Hard to believe that some of these surreal places do exist.
The vast dusty reddish stretches in Ridley Scott's The Martian looked so forlorn and out-of-the-world that for a while we thought we actually landed on the red hot planet with a heavy thud just like Mark Watney.
But as we came to senses, we realised it was very much our own soil.
The landscape of Wadi Rum in South Jordan looked so much like a patch of land from another world that we almost felt we were in the outer space.
The 278-square mile protected area called Valley of the Moon looks like a piece borrowed from our neighbour Mars.
Well, Wadi Rum is not the only alien-esque place on earth.
There are a panoply of places that will make you feel like you are on another planet. Here are six such stand-ins:
Socotra Island, Indian Ocean
Located in the Indian Ocean, it is part of a group of four islands.

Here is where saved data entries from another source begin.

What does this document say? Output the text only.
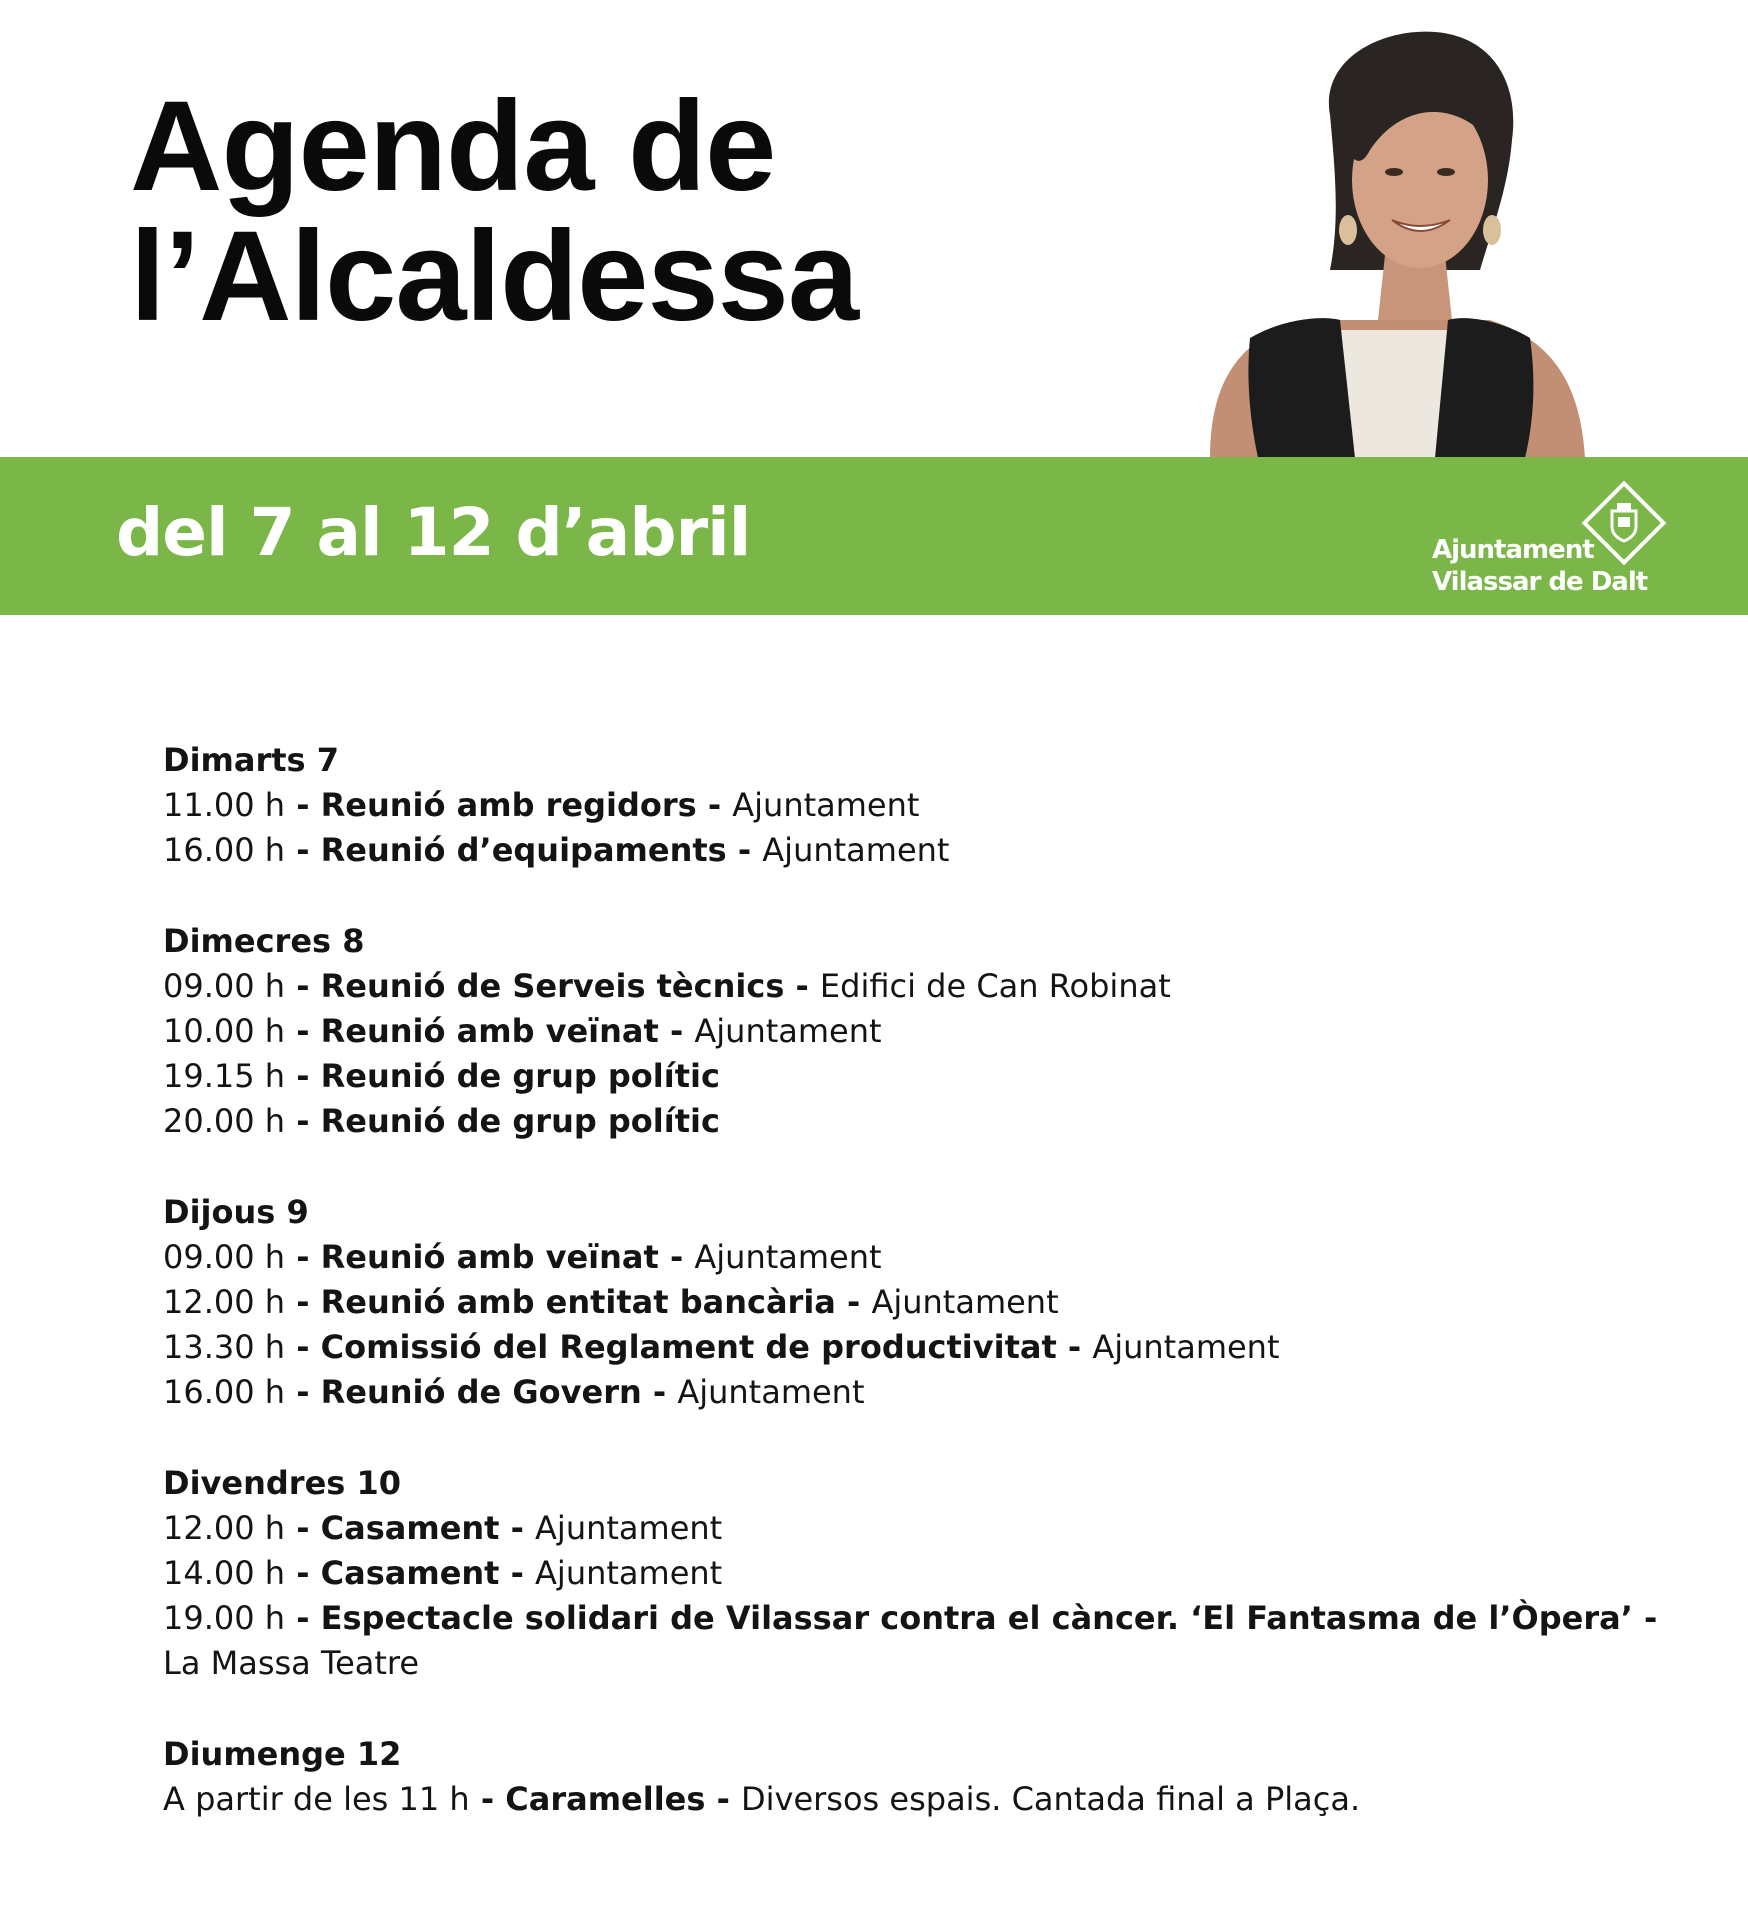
Agenda de
l’Alcaldessa

del 7 al 12 d’abril	Ajuntament
Vilassar de Dalt
Dimarts 7
11.00 h - Reunió amb regidors - Ajuntament
16.00 h - Reunió d’equipaments - Ajuntament
Dimecres 8
09.00 h - Reunió de Serveis tècnics - Edifici de Can Robinat
10.00 h - Reunió amb veïnat - Ajuntament
19.15 h - Reunió de grup polític
20.00 h - Reunió de grup polític
Dijous 9
09.00 h - Reunió amb veïnat - Ajuntament
12.00 h - Reunió amb entitat bancària - Ajuntament
13.30 h - Comissió del Reglament de productivitat - Ajuntament
16.00 h - Reunió de Govern - Ajuntament
Divendres 10
12.00 h - Casament - Ajuntament
14.00 h - Casament - Ajuntament
19.00 h - Espectacle solidari de Vilassar contra el càncer. ‘El Fantasma de l’Òpera’ -
La Massa Teatre
Diumenge 12
A partir de les 11 h - Caramelles - Diversos espais. Cantada final a Plaça.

What makes it look alien-esque is its flora that is unique to this place.
It houses about 250 species of plants that are not seen anywhere else on earth.
Canopy-topped dragon's blood tree and think-trunked desert rose are the botanical icons of the island.
The dragon's blood tree oozes out blood-red resin if you pierce the trunk.
Desert rose grows to 10 ft and blooms too.
Photograph: Rod Waddington/Creative Commons
Rio Tinto, Spain
It literally translates to 'red river'.
The lunar-like landscape with a conspicuous red colour is due to a mix of rare bacteria with a low oxygen count and pollution from mining.
Mining has been going on here since 3000 BC. And these giant opencast mines give it the surreal look.
The outlandish landscape has even prodded the NASA to study its composition.
It looks so bloody that it will creep you out in no time.
Photograph: Riotinto2006/Wikimedia Commons
Spotted Lake, Canada
The water in this 61-acre lake contains one of the world's highest concentrations of minerals.
Such high levels of minerals like magnesium, calcium, silver and titanium are the reason behind the water reflecting colours like blue, green and yellow.
When the water evaporates and minerals get crystallised.
This forms several white-rimmed circles.
Water in these shallow pools reflects shades of blue and green.
Photograph: Marcia O'Connor/Creative Commons
Salt Flats, Bolivia
They are believed to be 30,000 years old and were created when Lake Minchin dried up.
Called as Salar de Uyuni, today, 10 billion tons of the salt spread across 4000 square miles look no less than a natural wonder when they create stunning mirages.
That looks so out-of-the-planet!
Photograph: Luca Galuzzi/Wikimedia Commons
Stone Forest, China
Known as the First Wonder of the World since the Ming Dyansty, the towering rock structures seem to emanate from the ground creating the illusion of stone-stiff trees.
It is actually a process carried out due to water erosion.
Photograph: shi zhao/Creative Commons
The Richat Structure
Also called the Eye of the Sahara, it reminds us of the Eye in Lord of the Rings.
Earlier believed to be formed by a meteorite impact, now geologists state that it is caused by uplift and erosion.
Made from sand and bare rock, the 40-km wide geological anomaly is visible from space too. However, it's circular shape is still a mystery.